Маруся сидела на коврике, укрыв босые ноги тонким, солдатского образца одеялом и глядела, глядела на огонь безотрывно.
— Искры! — мечтательно прошептала она и с радостной завистью вздохнула. — Как горящие капли крови благородного сердца Данко! Ты любишь Горького, Саша?
— Да, люблю…
— Как я чувствую, как я понимаю Данко! — воскликнула Маруся. — А «Песня о Соколе»! «Безумство храбрых — вот мудрость жизни! О, смелый Сокол! В бою с врагами истек ты кровью… Но будет время — и капли крови твоей горячей, как искры…» — понимаешь, Саша, как искры! — «…как искры, вспыхнут во мраке жизни, и много славных сердец зажгут безумной жаждой свободы, света!»

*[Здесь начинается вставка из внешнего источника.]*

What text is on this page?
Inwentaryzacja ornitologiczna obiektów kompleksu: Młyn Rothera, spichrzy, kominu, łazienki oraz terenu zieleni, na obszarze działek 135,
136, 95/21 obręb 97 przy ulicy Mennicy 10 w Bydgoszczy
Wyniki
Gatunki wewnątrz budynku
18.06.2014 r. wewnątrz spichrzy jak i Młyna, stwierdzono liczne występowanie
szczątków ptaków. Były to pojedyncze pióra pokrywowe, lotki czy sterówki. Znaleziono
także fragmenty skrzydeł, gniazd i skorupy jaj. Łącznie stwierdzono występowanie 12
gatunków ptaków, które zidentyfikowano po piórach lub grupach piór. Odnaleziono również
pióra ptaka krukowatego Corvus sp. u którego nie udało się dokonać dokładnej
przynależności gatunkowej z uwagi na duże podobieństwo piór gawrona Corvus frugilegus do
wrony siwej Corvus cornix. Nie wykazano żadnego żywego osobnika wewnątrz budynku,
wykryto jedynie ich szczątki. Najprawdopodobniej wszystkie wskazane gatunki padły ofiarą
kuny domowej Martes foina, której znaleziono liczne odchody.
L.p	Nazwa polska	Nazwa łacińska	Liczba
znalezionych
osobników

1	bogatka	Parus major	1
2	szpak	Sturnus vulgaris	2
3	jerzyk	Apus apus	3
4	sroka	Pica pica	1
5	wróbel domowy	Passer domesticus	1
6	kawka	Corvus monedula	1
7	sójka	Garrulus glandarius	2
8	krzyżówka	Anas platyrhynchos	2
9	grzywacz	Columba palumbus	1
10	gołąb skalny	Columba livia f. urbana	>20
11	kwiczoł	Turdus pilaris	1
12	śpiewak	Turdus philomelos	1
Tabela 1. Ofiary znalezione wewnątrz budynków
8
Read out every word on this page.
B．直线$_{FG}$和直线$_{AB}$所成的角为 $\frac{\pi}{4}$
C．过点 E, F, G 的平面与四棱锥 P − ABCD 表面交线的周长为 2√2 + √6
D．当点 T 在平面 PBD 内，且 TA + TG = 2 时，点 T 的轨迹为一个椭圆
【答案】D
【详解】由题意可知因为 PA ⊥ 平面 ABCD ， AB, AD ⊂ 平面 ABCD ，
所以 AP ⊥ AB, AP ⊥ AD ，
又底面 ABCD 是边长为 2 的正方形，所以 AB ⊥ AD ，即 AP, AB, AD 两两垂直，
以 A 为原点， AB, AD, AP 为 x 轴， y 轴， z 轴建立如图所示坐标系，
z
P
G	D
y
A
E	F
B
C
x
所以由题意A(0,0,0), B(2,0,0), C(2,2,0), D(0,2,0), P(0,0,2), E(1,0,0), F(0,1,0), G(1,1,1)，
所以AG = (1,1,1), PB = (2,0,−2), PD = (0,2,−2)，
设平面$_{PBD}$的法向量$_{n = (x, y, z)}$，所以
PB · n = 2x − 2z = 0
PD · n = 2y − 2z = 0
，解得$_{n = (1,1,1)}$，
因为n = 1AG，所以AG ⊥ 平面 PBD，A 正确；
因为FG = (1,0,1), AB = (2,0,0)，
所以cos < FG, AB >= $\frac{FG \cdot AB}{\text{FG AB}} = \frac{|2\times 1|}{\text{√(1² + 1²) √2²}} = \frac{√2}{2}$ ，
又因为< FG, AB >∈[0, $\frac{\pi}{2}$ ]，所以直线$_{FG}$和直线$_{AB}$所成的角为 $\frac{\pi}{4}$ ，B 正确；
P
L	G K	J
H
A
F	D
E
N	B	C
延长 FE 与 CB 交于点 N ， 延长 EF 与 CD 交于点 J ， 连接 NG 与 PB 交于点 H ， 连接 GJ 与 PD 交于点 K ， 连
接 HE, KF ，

Она снова завистливо вздохнула и продолжала:
— Я люблю все, что написал Горький… кроме «Клима Самгина». Люблю Павла Власова… «Человек партии, я признаю только суд моей партии и буду говорить не в защиту свою, а — по желанию моих товарищей, тоже отказавшихся от защиты», — с презрением глядя в темноту, на предполагаемых судей, сказала она. — Но особенно я люблю «Девушку и Смерть». Как я люблю это произведение… Вот послушай!
Маруся вскочила, отступила в тень и, не жестикулируя, без всяких движений начала:
— poem-
«Что ж, — сказала Смерть, — пусть будет чудо!
Разрешаю я тебе — живи!
Только я с тобою рядом буду,
Вечно буду около Любви!»
С той поры Любовь и Смерть, как сестры,
Ходят неразлучно до сего дня.
За Любовью Смерть с косою острой
Тащится повсюду, точно сводня.
Ходит, околдована сестрою,
И всегда на свадьбе и на тризне
Неустанно, неуклонно строит
Радости Любви и счастье Жизни.
— poem-
Маруся медленно присела, спросила:
— Хорошо, правда?
— Здорово! — сказал Саша.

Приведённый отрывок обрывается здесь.